Come back, she was screaming. Come back, come back, come back, I miss you, I miss you, I miss every one of you.
Stay away, she cried, her mind crumpled like a paper under someone’s heel, shoved into a corner and ignored. Stay far, far away. Take all the pain you left with you. I buried it for a reason, so why do you return only to dig it up and leave me once again?
Mary’s hands shook, umbrella useless in her listless fingers. She was tearing at herself, clawing for these memories she knew she didn’t want. She wanted them back, if only to know why, when, how she knew this man and this dog, recognizing them so viscerally that whatever resided in the abyss inside her began to crawl up.
Glancing back, Mary saw that her bus had arrived. She composed herself, positioned her umbrella neatly above her head once more, and slipped in right before the doors closed. She sat quietly near a window, forcing her hands to still as the rain slid down the buildings, down the glass, down her cheeks and into her mouth with a faint taste of salt.
She knew the man and the dog, she did, she remembered nights and evenings and days with them, she forgot ever seeing them in the first place, she remembered laughter and screams and lights and graves. Mary could picture when she saw the man for the first time fifteen years ago, or perhaps right now, candles and a feast, rain and wet eyes.
She doesn’t know. She can’t remember, she’s so close to the memories that she feels as if she could reach out and grab them.
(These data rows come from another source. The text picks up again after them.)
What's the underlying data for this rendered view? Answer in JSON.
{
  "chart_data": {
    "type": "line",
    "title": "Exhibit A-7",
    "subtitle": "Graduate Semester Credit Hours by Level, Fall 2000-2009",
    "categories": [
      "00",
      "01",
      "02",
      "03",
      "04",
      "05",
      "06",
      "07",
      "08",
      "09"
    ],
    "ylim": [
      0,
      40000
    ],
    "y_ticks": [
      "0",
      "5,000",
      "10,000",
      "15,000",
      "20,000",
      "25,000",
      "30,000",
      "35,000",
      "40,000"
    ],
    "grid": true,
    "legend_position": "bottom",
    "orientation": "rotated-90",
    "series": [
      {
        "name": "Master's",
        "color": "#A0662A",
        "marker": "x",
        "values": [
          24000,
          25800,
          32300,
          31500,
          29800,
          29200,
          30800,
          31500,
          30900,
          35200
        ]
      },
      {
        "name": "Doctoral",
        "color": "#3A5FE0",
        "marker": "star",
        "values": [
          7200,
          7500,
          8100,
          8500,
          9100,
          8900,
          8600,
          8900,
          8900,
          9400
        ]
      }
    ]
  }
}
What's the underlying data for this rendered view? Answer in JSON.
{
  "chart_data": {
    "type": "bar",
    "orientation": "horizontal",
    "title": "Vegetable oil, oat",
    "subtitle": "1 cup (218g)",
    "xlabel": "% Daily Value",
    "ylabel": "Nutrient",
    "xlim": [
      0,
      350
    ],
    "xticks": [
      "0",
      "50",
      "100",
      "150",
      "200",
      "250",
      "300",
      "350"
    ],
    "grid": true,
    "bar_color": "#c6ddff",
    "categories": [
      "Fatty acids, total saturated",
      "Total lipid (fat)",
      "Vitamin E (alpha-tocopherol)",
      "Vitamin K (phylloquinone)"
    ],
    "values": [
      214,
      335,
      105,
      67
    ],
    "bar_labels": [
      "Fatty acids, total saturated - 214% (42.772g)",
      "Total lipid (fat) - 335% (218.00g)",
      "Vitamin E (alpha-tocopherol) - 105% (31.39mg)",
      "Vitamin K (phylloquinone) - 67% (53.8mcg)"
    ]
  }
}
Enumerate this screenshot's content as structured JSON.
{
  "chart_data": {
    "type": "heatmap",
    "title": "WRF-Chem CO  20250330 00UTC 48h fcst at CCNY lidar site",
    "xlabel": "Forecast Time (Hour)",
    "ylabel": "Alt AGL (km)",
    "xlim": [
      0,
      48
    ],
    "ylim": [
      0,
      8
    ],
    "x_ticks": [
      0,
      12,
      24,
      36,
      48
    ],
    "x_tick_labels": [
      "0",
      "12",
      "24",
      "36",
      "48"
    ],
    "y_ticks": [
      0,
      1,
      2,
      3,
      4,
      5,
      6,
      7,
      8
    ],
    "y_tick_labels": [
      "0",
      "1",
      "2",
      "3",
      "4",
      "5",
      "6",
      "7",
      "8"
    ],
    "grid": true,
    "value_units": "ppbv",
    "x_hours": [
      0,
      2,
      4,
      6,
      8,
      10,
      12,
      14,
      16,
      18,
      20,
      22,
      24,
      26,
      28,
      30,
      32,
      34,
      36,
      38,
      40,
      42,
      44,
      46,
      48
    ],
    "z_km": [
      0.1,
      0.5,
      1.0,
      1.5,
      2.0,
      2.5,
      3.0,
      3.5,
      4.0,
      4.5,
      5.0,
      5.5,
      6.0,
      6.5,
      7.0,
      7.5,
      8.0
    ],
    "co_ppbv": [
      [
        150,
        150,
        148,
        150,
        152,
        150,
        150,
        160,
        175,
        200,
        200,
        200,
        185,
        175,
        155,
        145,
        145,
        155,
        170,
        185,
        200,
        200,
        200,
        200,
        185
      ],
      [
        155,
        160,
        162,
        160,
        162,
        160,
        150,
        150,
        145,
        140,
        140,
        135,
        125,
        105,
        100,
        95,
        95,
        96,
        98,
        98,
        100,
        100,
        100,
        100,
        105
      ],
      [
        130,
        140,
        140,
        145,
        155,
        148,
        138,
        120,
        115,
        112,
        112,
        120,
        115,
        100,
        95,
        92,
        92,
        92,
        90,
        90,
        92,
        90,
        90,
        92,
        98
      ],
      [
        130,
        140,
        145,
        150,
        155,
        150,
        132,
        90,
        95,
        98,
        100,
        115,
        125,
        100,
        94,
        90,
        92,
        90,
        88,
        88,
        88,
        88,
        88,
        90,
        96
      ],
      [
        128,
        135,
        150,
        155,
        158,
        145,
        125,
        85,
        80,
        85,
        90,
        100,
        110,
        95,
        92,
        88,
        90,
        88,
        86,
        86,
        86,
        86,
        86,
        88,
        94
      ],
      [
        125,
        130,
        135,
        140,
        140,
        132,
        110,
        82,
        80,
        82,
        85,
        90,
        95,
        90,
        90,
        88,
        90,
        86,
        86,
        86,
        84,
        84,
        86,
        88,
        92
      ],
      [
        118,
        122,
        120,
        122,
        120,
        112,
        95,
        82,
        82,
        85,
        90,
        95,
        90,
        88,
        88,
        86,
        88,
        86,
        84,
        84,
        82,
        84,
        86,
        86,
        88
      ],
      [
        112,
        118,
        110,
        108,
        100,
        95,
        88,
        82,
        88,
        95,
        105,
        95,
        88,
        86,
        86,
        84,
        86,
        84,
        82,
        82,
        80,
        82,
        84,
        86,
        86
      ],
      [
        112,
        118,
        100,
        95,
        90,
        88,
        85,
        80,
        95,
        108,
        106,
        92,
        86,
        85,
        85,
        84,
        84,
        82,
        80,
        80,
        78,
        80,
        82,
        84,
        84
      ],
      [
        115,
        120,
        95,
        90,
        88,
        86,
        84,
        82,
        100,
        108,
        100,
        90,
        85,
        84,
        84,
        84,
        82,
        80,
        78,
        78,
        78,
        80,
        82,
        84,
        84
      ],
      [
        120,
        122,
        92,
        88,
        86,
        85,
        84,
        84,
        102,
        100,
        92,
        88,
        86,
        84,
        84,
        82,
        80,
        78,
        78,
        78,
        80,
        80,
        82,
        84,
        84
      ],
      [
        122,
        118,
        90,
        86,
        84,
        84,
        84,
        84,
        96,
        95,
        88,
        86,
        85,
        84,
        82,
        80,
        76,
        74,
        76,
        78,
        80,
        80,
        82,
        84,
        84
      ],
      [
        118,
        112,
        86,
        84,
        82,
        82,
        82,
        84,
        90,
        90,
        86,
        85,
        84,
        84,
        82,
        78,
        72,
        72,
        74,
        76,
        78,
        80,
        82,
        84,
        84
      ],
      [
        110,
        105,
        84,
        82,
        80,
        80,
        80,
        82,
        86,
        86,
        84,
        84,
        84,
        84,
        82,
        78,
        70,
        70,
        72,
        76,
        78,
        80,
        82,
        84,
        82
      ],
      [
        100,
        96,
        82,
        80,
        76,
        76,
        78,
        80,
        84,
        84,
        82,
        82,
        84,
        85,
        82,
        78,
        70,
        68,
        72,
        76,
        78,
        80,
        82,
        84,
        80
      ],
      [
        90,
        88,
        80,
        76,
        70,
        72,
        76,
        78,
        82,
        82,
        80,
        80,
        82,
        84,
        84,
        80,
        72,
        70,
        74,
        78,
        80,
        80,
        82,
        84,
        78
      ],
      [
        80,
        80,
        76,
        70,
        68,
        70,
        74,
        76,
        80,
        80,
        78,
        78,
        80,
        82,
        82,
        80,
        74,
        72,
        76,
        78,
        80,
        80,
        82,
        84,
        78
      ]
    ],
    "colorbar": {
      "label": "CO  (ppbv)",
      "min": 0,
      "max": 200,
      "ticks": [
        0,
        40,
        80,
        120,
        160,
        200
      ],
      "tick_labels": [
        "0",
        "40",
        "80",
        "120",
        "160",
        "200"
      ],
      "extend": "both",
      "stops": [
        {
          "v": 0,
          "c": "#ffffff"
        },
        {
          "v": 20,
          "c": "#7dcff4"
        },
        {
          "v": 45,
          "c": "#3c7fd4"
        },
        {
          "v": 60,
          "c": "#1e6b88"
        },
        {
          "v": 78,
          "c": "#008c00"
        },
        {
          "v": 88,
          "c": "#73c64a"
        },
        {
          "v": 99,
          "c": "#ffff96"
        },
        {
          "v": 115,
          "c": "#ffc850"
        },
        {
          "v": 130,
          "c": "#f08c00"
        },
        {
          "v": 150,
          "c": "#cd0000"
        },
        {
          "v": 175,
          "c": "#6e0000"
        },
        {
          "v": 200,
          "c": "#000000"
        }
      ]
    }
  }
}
Something holds her back and maybe it’s Mary herself, too scared to lunge off the cliff and hope she can hold on tight enough to not plummet. She doesn’t know, she doesn’t know, she doesn’t know what made tears fall from her eyes as the rain falls from the sky while this softly rocking bus carried her away from the best and worst part of her life.
Mary doesn’t know, and she doesn’t want to. She settled down into her seat, rubs the tears from her eyes and the thoughts from her mind, forgetting about the encounter just as she had countless times before.